I don’t remember much more about my plan. I know that for my birthday party in August, I recall my mother telling my friend Cindy Byrd that she shouldn’t cry because I would make a place for her in the play. I guess I had announced my plans to my birthday party guests. Gosh, even my mother appeared to believe I would direct it! My mom wasn’t very involved in my life and so for her to even show any interest in something I was doing made a great impression on me.
Soon school began and I rummaged around in the basement and found an old pair of roller skates and decided I would become a professional ice skater. Like most children of that age, my intense love for my Mary Poppins play idea went by the way side just about as quickly as I got over the pneumonia that summer. I continued putting on little plays with my cousin, Sharon but I never revisited the Mary Poppins play idea.
I grew up and attended Stephens College and pursued my BFA in theater. I had so much to learn, it never occurred to me that I could direct a play. In fact, I didn’t direct my first play until I was twenty-two and it was The Phantom Tollbooth. When I was ten, I liked that book much more and actually read the whole thing. To this day, it is still one of my favorites along with Charlotte’s Web.
Over time, I kept volunteering to direct because well, someone had to do it and I had the most experience (you know….one show under my belt). The rest of my directing history is a slippery slope to present day. Right now, I am finishing directing four musicals at once (all school shows, mind you). That’s with kids, ages ten to seventeen with about one hundred different levels of skills and abilities. This summer, I’ll direct sixty-five more. Sometimes it’s like herding cats–no joke.
You would think I tire of directing. Nope. I tire of the stresses of directing in community and youth theater. I deal with issues such as finding a venue in which to produce the show, volunteer parent committees who dodge their responsibilities, students playing lead roles who come down with laryngitis the day before the show, lack of money, losing rehearsals to snow days, shortened classes, etc. And from what I hear from other drama teachers around the country, in some respects, I have it easy.
What I love about directing is that I fall in love with theater arts all over again. I get a real thrill out of watching my actors as they find their characters and begin to understand the power of the word within the script. I am very touched when one of my actors discovers he is good at something he never even thought of doing before–like dancing or singing. It’s fascinating to watch a person grow in their understanding of a concept or idea.

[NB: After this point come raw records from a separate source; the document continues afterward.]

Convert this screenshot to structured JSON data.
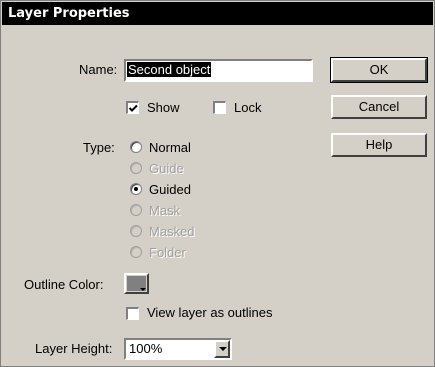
{
  "dialog": {
    "title": "Layer Properties",
    "name_label": "Name:",
    "name_value": "Second object",
    "show_label": "Show",
    "show_checked": true,
    "lock_label": "Lock",
    "lock_checked": false,
    "type_label": "Type:",
    "type_options": [
      {
        "label": "Normal",
        "enabled": true,
        "selected": false
      },
      {
        "label": "Guide",
        "enabled": false,
        "selected": false
      },
      {
        "label": "Guided",
        "enabled": true,
        "selected": true
      },
      {
        "label": "Mask",
        "enabled": false,
        "selected": false
      },
      {
        "label": "Masked",
        "enabled": false,
        "selected": false
      },
      {
        "label": "Folder",
        "enabled": false,
        "selected": false
      }
    ],
    "outline_color_label": "Outline Color:",
    "outline_color": "#808080",
    "view_outlines_label": "View layer as outlines",
    "view_outlines_checked": false,
    "layer_height_label": "Layer Height:",
    "layer_height_value": "100%"
  },
  "buttons": {
    "ok": "OK",
    "cancel": "Cancel",
    "help": "Help"
  }
}
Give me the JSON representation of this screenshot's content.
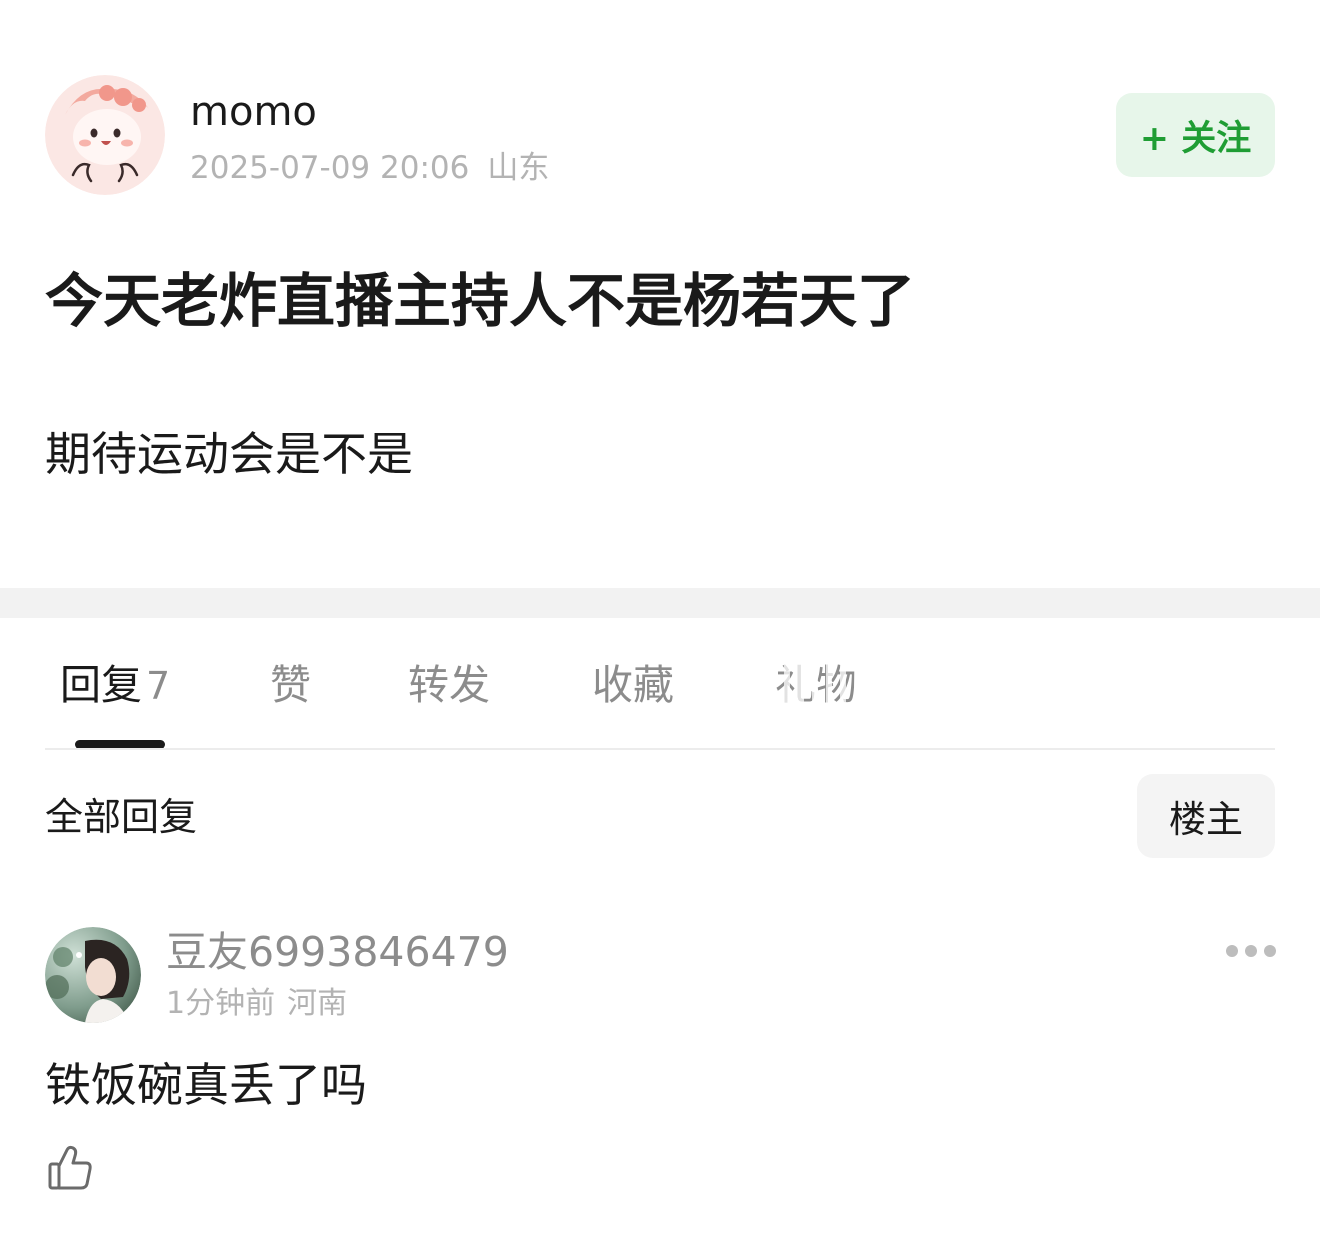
{
  "post": {
    "author": "momo",
    "date": "2025-07-09 20:06",
    "location": "山东",
    "follow_label": "+ 关注",
    "title": "今天老炸直播主持人不是杨若天了",
    "body": "期待运动会是不是"
  },
  "tabs": [
    {
      "label": "回复",
      "count": "7",
      "active": true
    },
    {
      "label": "赞"
    },
    {
      "label": "转发"
    },
    {
      "label": "收藏"
    },
    {
      "label": "礼物"
    }
  ],
  "replies_header": {
    "title": "全部回复",
    "filter_label": "楼主"
  },
  "reply": {
    "user": "豆友6993846479",
    "time": "1分钟前",
    "location": "河南",
    "text": "铁饭碗真丢了吗"
  },
  "icons": {
    "more": "more-dots-icon",
    "like": "thumbs-up-icon"
  },
  "colors": {
    "follow_accent": "#1f9d34",
    "follow_bg": "#e7f6ea",
    "muted_text": "#8c8c8c",
    "meta_text": "#b3b3b3"
  }
}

Theater is a magnificent art form. If you really understand it, you know it’s value to everyone. Obviously, it is an important part of humanity because it’s been practiced for thousand of years. Even the cave dwellers told stories. I like knowing what I do has a historical significance and is embedded in our DNA in some form.
So, that’s it. We’ll blame all this directing falderal on Mary Poppins. I’ve never touched Mary Poppins again. I don’t re-read books and if I don’t like a book, my husband would tell you that I am known to throw the disliked book across the room and exclaim a “Yuck!” as I do so. I don’t admit to that myself. But I do love a good story or a movie. They get my creative juices going all over again.